Spark’s $100M Shift from US Treasurys to Regulated DeFi Signals New Era in Crypto Yield

Decentralized finance (DeFi) lending protocol Spark has reallocated a significant portion of its treasury reserves from US government bonds into crypto-native yield strategies, marking a pivotal shift in onchain yield generation amid decreasing Treasury returns. On Thursday, Spark announced it deployed $100 million of its stablecoin reserves into Superstate’s Crypto Carry Fund (USCC), a regulated basis-trading fund that capitalizes on price differences between spot and futures markets of major digital assets.

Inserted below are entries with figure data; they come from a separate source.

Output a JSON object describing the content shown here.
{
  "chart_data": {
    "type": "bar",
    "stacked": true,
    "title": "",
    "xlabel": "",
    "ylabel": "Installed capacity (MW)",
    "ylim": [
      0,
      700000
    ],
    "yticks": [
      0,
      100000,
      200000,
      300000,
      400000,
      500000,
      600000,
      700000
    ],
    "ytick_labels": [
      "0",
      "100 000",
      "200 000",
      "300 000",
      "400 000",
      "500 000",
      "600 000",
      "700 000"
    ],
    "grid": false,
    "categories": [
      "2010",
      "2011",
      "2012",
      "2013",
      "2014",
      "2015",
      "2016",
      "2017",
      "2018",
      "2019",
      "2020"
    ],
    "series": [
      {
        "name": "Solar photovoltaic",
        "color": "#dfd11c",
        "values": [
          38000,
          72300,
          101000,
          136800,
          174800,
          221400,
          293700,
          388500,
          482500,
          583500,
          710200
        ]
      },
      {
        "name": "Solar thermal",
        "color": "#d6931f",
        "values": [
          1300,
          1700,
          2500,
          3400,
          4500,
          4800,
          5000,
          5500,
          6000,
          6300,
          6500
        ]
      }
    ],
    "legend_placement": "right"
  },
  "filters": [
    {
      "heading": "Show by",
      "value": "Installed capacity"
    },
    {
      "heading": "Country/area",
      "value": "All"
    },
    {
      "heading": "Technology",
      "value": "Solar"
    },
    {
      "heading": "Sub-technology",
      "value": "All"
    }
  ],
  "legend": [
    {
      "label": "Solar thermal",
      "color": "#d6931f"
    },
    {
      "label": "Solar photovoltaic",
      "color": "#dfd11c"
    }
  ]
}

This fund offers DeFi protocols the opportunity to earn market-neutral yield from derivatives markets traditionally utilized by hedge funds. According to Superstate, USCC manages approximately $528 million in assets and currently delivers a 30-day yield of 9.26%. Superstate CEO Robert Leshner highlighted that this strategy allows Spark to access yield streams uncorrelated with Federal Reserve rate policies, offering crucial diversification as the Fed grapples with balancing inflation and economic growth. Despite challenges anchoring the long end of the yield curve amid rising US fiscal pressures, the 10-year Treasury yield recently dipped below 4%. Spark pointed out that the Fed’s impending rate cuts may pressure stablecoin issuers and DeFi protocols heavily reliant on short-duration Treasurys, necessitating exploration of alternative, uncorrelated returns. Notably, Tether and USDC issuer Circle collectively hold over $132 billion in US government debt—positions that could be vulnerable as market dynamics evolve. Onchain yield strategies continue to mature beyond simple lending and staking, with sophisticated approaches like market-neutral trading and restaking gaining traction. Industry research emphasizes that while Treasury yields traditionally anchor most onchain yield strategies, declining rates are driving protocols toward crypto-native income sources such as basis trading and validator rewards, which remain uncorrelated with conventional interest rate policies.